Into every life some rain must fall and yesterday was one of those days. Weather forecasts here are rather inscrutable. This is a long country and the TV forecast covers it all in about 45 seconds. They quickly name towns we never heard of (that situation is improving) and use words like “fine.” We’re never sure where they’re talking about or what they really are saying. But when they said the whole country had a 100% chance of rain with heavy flooding, we knew what we were in for. We planned to drive almost all the way north to the top of the island, which took almost all day. As we neared Auckland we found ourselves on a real expressway and hardly knew what to do. We have adjusted to one lane bridges and major highways that turn left and right every few kilometers. But we couldn’t put the pedal to the metal, because it was raining buckets and the traffic was as slow and heavy as anything we encounter at home.
Then we came to the tollway. When we first arrived here we saw a piece on TV news where people were complaining about the new tollway and how it had no cash gates. It was a holiday weekend and there were long lines of people waiting to pay outside of their cars. It made no sense; we chalked it up to jet lag. Well, we got to see it for ourselves. The first tollway in New Zealand is about five miles of pavement and the only way you can pay the toll is to get online and pay on the web site within three days or stop at the oasis and pay at a machine that accepts coins or credit cards. People here found the whole thing so confusing the machines had full time attendants to guide you through the process. As we drove through the tollway a camera took a photo of our license plates. Somehow it would have to be matched up to the toll ticket we had just stood in line to pay. I’d bet a pile of tolls that this setup will be modified soon or no one will bother to use the tollway at all.

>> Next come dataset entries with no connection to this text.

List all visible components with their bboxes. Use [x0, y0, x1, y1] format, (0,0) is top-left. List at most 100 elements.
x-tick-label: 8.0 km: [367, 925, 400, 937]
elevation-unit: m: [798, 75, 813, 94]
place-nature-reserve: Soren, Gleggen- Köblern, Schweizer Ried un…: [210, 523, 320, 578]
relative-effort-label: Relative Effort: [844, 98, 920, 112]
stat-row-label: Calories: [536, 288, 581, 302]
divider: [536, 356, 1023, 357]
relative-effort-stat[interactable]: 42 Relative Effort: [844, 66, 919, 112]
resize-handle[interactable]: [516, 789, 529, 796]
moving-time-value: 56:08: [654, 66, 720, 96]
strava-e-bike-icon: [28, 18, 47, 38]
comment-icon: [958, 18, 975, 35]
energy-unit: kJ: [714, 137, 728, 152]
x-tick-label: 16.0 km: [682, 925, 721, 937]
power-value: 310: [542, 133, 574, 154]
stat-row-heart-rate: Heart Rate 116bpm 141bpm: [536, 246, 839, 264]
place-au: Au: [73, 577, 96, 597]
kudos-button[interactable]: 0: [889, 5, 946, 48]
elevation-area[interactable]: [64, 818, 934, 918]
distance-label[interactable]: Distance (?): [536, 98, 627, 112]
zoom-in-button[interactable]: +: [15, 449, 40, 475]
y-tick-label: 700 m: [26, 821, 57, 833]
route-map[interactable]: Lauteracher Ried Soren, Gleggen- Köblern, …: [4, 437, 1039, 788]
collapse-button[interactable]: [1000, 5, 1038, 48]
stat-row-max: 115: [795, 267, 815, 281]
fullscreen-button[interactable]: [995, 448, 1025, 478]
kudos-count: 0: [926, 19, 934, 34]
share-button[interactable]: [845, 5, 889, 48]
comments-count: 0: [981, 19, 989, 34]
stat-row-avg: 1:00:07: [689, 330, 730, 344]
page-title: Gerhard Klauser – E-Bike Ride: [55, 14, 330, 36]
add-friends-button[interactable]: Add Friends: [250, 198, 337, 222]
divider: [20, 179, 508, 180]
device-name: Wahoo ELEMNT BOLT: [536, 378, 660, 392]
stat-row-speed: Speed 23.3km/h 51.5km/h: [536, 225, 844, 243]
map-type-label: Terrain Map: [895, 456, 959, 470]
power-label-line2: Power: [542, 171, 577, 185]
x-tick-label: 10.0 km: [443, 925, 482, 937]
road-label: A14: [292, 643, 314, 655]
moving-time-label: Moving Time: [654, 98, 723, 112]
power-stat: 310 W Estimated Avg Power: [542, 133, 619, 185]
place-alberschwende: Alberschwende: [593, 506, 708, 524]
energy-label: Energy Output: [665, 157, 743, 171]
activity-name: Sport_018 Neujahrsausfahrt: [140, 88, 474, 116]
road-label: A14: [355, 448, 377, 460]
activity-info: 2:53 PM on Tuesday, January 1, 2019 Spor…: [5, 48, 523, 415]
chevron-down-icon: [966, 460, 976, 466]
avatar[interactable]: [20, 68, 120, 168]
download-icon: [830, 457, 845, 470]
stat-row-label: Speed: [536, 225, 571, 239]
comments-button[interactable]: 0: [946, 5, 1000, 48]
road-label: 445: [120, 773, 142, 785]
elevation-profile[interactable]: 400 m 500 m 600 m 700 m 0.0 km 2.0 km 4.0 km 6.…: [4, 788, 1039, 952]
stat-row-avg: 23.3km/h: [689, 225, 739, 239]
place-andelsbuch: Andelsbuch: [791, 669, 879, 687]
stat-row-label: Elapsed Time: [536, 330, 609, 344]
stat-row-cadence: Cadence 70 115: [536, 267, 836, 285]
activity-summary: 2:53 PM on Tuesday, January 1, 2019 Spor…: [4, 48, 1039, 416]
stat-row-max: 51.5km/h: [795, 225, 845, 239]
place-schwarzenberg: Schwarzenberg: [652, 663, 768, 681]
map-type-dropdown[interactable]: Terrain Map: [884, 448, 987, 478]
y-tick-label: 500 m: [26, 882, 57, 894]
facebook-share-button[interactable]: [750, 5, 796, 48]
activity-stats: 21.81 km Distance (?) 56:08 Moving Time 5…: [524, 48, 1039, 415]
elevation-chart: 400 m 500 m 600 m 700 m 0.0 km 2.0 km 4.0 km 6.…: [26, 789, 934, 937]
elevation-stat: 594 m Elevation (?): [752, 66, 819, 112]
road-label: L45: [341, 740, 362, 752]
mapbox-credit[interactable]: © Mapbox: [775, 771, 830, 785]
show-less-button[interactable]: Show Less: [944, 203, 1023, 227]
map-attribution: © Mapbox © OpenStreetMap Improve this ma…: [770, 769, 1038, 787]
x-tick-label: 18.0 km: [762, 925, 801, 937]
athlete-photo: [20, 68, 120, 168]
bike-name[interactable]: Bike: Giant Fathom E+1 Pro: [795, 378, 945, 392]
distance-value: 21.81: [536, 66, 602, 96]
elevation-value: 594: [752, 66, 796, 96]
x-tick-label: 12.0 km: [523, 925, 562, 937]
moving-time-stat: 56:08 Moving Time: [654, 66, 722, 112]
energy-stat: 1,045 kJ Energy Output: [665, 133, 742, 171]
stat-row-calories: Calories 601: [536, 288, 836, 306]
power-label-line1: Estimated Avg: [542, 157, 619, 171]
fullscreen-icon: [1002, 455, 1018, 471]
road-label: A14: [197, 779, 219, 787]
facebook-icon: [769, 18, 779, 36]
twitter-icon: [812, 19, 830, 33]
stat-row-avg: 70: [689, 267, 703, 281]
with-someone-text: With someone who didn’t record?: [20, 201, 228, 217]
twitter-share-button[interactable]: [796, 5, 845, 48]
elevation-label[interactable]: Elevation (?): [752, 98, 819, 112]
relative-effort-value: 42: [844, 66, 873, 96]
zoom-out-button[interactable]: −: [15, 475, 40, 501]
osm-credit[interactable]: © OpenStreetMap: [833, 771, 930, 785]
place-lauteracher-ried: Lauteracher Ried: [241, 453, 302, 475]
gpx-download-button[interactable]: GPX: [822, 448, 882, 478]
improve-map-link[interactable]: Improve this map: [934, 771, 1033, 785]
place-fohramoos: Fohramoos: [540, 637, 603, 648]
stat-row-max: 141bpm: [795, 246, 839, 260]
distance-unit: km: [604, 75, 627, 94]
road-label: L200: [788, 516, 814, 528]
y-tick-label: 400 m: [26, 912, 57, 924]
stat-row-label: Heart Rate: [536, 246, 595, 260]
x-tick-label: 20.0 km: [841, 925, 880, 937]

Northern New Zealand is sub tropical and there are palm trees everywhere. Avocados and macademia nuts flourish here. It is easy to understand why the Maori who first arrived from Polynesia in 900AD felt comfortable. Paihia is a touristy, resort town with the usual restaurants, tourist shops and most of all - boat tours. It functions as a gateway to the Bay of Islands, a scenic collection of little cupcakes dotting the aquamarine waters of the South Pacific. Unfortunately a cruise ship lay offshore, clogging up the works as thousands of passengers swarmed around. But a cruise ship offshore also was a clue that the bay was a spot worth seeing. We boarded an overfilled boat and wove between one scenic island after another. The rocks were craggy and rough, but covered with green which softened their look. It reminded us of Hawaii. Some of the islands were publicly owned and were developed just enough that a boater or tenter to stay overnight. Others were privately owned and boasted lavish homes appropriate for a Hollywood star. Many coves had sandy beaches that would be suitable for an unforgettable honeymoon hideaway. We docked at one island and hiked to the top for an unforgettable panorama view of the bay dotted with islands and sandy coves.
The goal of the sailing was The Hole in the Rock, a formation aptly described by its name. Yesterday’s storms had left some residual swells on the ocean and we heard that folks on the lower deck were seasick as we moved through the open water to the rock, but we felt great. The sun was out, the sky was blue, the water aquamarine and all was well in our world.
On the way back we stopped in Russell, a small quiet town that was the first capital of New Zealand. It used to be a favorite hangout of whalers and escaped convicts and was notorious for its unsavory night life. Charles Darwin described it as “the hell hole of the Pacific.” We found it a nice spot for lunch.